Les caractéristiques mécaniques de la fibre de bambou pure en fibre et en fil sont assez similaires à celles des fibres régénérées (viscose et lyocell). (Erdumlu, N., & Ozipek, B., 2008)
Pourquoi la fibre de bambou est une fibre textile intéressante ?
Une grande partie des raisons pour lesquelles le bambou est une alternative intéressante pour la production de fibre textile vient des qualités de la plante en elle même:
Forte séquestration du carbone atmosphérique, stabilisation des sols, assainissement des sols, culture sans produits phytosanitaires… Face à cela, le coton représente 11% de tous les pesticides et de 16% à 25% de tous les insecticides utilisés chaque année dans le monde (EJF, 2007; Waite, 2009), en sachant que 60% de la production de coton sert à la fabrication de vêtements.
Le bambou présente des rendements en production de fibre bien plus important que toutes les autres fibres naturelles: plus de 50 fois plus de fibre par acre que le coton. (Durst, 2006, Waite, 2009)
Le bambou peut être récolté de manière durable lorsque le chaume atteint l’âge de 3 à 5 ans, contrairement à une forêt qui met plus de 60 ans à se remettre de la déforestation si l’on souhaite de la fibre de bois.
La fibre de bambou a de fortes capacités d’absorption de l’humidité: Elle absorbe jusqu’à jusqu’à 3 fois son propre poids en eau, et pour rester sur la comparaison avec le coton, la fibre de bambou absorbe 2 fois plus d’humidité que la fibre de coton. (Erdumlu, N., & Ozipek, B., 2008)

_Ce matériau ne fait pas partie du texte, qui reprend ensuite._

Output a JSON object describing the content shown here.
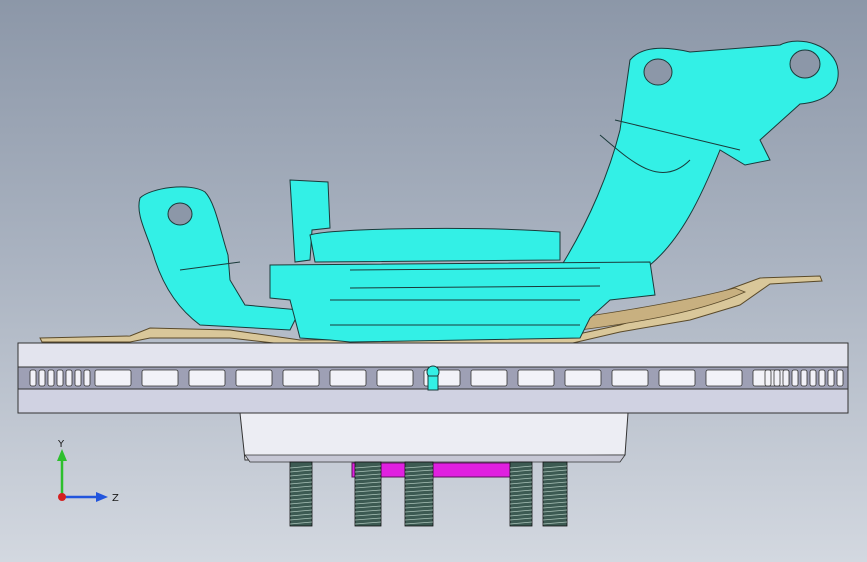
{
  "viewport": {
    "background_top": "#8c97a8",
    "background_bottom": "#d3d8e0"
  },
  "colors": {
    "knuckle": "#33f0e6",
    "knuckle_edge": "#1a3a3a",
    "dust_shield": "#d9c79a",
    "rotor": "#d9dbe8",
    "hub": "#e6e7ef",
    "studs": "#3c5a52",
    "sensor_ring": "#e020e0"
  },
  "triad": {
    "y_label": "Y",
    "z_label": "Z",
    "y_color": "#2dbf2d",
    "z_color": "#2255dd",
    "x_color": "#d42020"
  }
}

La fibre de bambou aurait des propriétés antibactériennes et antifongiques. Nous reviendrons sur ce point dans la partie suivante.

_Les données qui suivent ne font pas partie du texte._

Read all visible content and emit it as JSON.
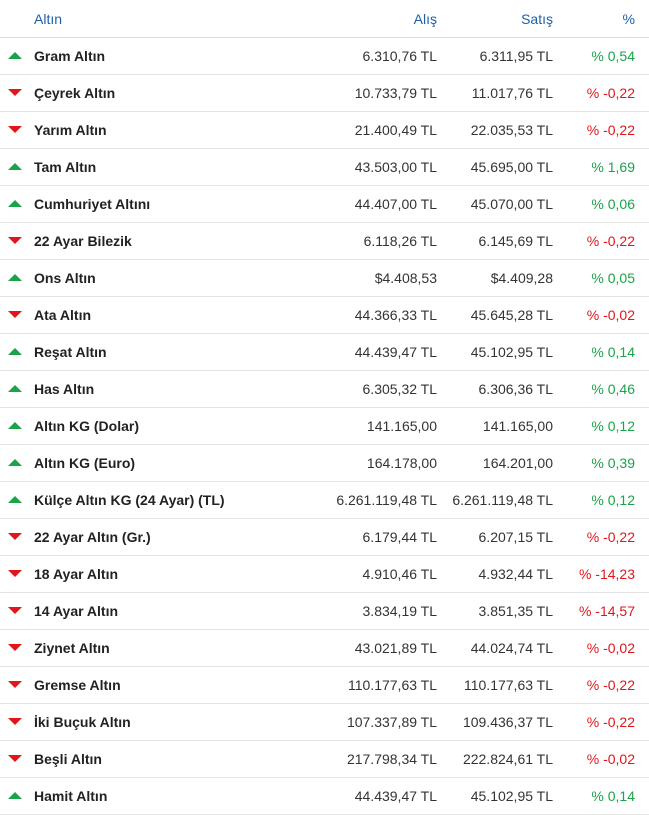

La fibre de bambou a t’elle des propriétés antibactériennes ?
Plusieurs études scientifiques et de nombreux sites internet mentionnent le fait que la fibre de bambou aurait des propriétés antibactériennes et antifongiques. Ces propriétés seraient dues à un agent antibactérien connu sous le nom de « bamboo kunh« . Cette substance permettrait d’éliminer les mauvaises odeurs dues aux bactéries se développant dans les fibres textiles.
Cependant, les avis et expériences divergent sur la véracité de ces vertus.
Des tests ont été réalisés par le China Industrial Testing Centre en 2003 et ont mis en évidence que les tissus de bambou testés avec une souche bactérienne Staphylococcus aureus avaient un taux de destruction de la bactérie de 99.8% après 24h. (Waite, M., 2009)
Une autre expérience a été réalisée sur des fibres de bambou de l’espèce Neosinocalamus affinisen en prenant en compte les influences de la forme de la fibre, de son hygroscopie et de ses modalités d’extraction. Les 3 microorganismes testés étaient Escherichia coli, Staphylococeus aureus, et Candida albican. Les résultats ont montré que la fibre de bambou naturelle n’a pas de propriétés antibactériennes supérieure aux autres fibres textiles. L’étude a également montrée que le taux bactériostatique de la fibre de bambou régénérée contre S. aureus était de 75.8%, et de 41.4% contre E. coli. Cependant, le pouvoir antibactérien de la fibre de bambou régénérée serait en grande partie du à l’utilisation des produits chimiques dans le processus de fabrication. (Xi, L. X., & Qin, D. C., 2012)
Les qualités antibactériennes et antifongiques des fibres de bambou font toujours débat et nécessitent d’autres documentations et expériences scientifiques. (Nayak et al., 2016)
Pour conclure sur les textiles en bambou…
Pour conclure, la fibre de bambou présente un très fort potentiel pour une utilisation en tant que fibre textile, mais celui-ci est encore inexploité. La fibre de bambou naturelle extraite mécaniquement est une alternative écologique, mais qui n’est pas encore viable économiquement. La plupart des textiles à base de bambou sont donc pour le moment issus du processus du viscose qui utilise des composés chimiques toxiques.
À l’heure actuelle, il n’y a qu’un petit nombre d’usines de fabrication en Chine qui fabriquent de la fibre de bambou naturelle, mais la recherche s’accentue à ce sujet et le bambou devrait révéler pleinement son potentiel dans les prochaines années. (Nayak, 2016)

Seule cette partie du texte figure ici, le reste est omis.